Our research in the DAML program is to develop an ontology for representing temporal information. Temporal information is ubiquitous in real world situations. It includes dates of events (“January 3, 2002,” “next Wednesday”), durations of activities (“drive for twenty minutes,” “wait about an hour”), ordering between events (“wait for Fred then drive to Rochester”), and constraints between events (“don’t touch the button while the switch is on,” “only one flight can use the runway at a time”), among other things.
Our approach is to build the ontology bottom-up, by looking at how temporal information is described in natural language, and then abstract from that to the ontological categories. So far, we are concentrating on building a useful ontology starting from the Interval Temporal Logic or (Allen, 1983; Allen & Ferguson, 1997). In this logic, intervals of time are taken as primitive and relations are defined between them, such as “Before,” “Contains,” and “Disjoint.” The expressivity and computational properties of the logic have been explored extensively in the literature. This logic has proven useful in applications ranging from representing the content of natural language to planning courses of action in realistic domains. In many cases it is more natural to use the interval-based representation rather than a representation based on endpoints, because the interval relations can represent primitively situations that require disjunction to represent using endpoints.

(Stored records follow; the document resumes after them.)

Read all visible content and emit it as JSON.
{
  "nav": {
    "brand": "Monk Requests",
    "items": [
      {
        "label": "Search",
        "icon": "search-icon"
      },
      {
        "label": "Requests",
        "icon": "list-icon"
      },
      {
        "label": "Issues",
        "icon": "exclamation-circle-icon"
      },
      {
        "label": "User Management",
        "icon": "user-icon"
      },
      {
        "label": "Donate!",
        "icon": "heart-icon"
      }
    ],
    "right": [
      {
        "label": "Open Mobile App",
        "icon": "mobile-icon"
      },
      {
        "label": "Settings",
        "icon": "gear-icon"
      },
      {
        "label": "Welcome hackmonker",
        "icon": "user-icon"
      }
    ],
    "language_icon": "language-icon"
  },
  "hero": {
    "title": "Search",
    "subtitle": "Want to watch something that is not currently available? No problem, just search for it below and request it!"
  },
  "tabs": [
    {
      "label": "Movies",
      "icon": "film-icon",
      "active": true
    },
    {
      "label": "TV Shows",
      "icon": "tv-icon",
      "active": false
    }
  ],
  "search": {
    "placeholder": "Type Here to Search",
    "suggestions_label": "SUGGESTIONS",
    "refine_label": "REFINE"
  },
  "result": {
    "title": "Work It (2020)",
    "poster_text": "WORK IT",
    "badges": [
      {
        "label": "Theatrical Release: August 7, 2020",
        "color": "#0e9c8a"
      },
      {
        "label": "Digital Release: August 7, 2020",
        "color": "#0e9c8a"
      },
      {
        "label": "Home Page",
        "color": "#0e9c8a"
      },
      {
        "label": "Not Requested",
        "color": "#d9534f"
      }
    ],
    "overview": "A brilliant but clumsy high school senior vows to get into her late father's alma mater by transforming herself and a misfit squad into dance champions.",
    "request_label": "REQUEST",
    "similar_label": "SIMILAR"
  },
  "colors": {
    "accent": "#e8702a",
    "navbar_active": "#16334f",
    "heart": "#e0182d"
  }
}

Our technical goal for FY02 is to develop a practical DAML ontology based on the ITL concepts. Our initial plan is to reify the ITL relations into a set of categories that capture both ordering and metric information. For example, an instance of one of these might be “Airplane A arrived one hour before airplane B.” This includes the events and their ordering relationship (“A arrives” BEFORE “B arrives”) as well as a metric constraint on the distance between them (“one hour”). The other ITL relations can be similarly reified and extended. Our belief is that the power of the interval relations, and particularly their implicit use of disjunction, will be effective for representing complex temporal relationships within a DAML specification.
In terms of activities associated with the DAML Experiment, we believe that users (Subject Matter Experts) should be able to use our temporal ontology to capture and distribute information about the DAML Experiment scenario. This might include such things as courses of action, logistics requirements and schedules, observation and surveillance data, and so on. To help users, we will produce a “User’s Manual” for the ontology, describing its elements with examples of their use.
There are really three categories of metrics that are appropriate to consider for this work. The first, usability, is subjective, and amounts to whether people can use the ontology, how comfortable they are using it, and so on. This can be evaluated using questionaires and interviews. It can also be broken down and quantified more precisely by measuring coverage and reliability. Coverage is a measure of how much of the SME data can be represented using the ontology. Inter-annotator reliability is a measure of how likely different users of the ontology are to encode the same information using the same terms. For either of these, one would want multiple users encoding the same facts, to allow comparison.
The next logical step for temporal ontologies in DAML following our initial work is clearly to increase the expressivity of the language. One can already think of various forms of temporal information that might be difficult to represent using the “ordering + metric” relations we described previously. Disjunction is critical, particularly for representing uncertainty in the temporal aspect (e.g., “either A goes before B, or B waits for C”). Iteration is also very convenient (e.g., “repeat the signal up to five times,” “turn the screw until it’s tight”). There are probably others.
Next, there is the question of a deeper mathematical relationship between the metric and qualitative parts of the representation. There has been work on this problem in the temporal logic literature, but many questions are still unanswered.
Finally, one would want to develop reasoners that could perform inference using the elements of our temporal ontology. That is, from instances of certain relations, one would like to draw conclusions about the existence of other instances. Or one might want to check that a set of instances described a situation consistently. Some of this could probably be built on top of algorithms developed for the Interval Temporal Logic. The challenge would be to integrate the metric information in ways that do not make the problem to complex to compute.
Allen, J.F. (1983). Maintaining Knowledge about Temporal Intervals. Communications of the ACM, 26(11), pp. 832-843.
Allen, J.F., and G. Ferguson, (1997). Actions and events in interval temporal logic. Oliviero Stock, ed., Spatial and Temporal Reasoning, Kluwer Academic Publishers, pp. 205–245.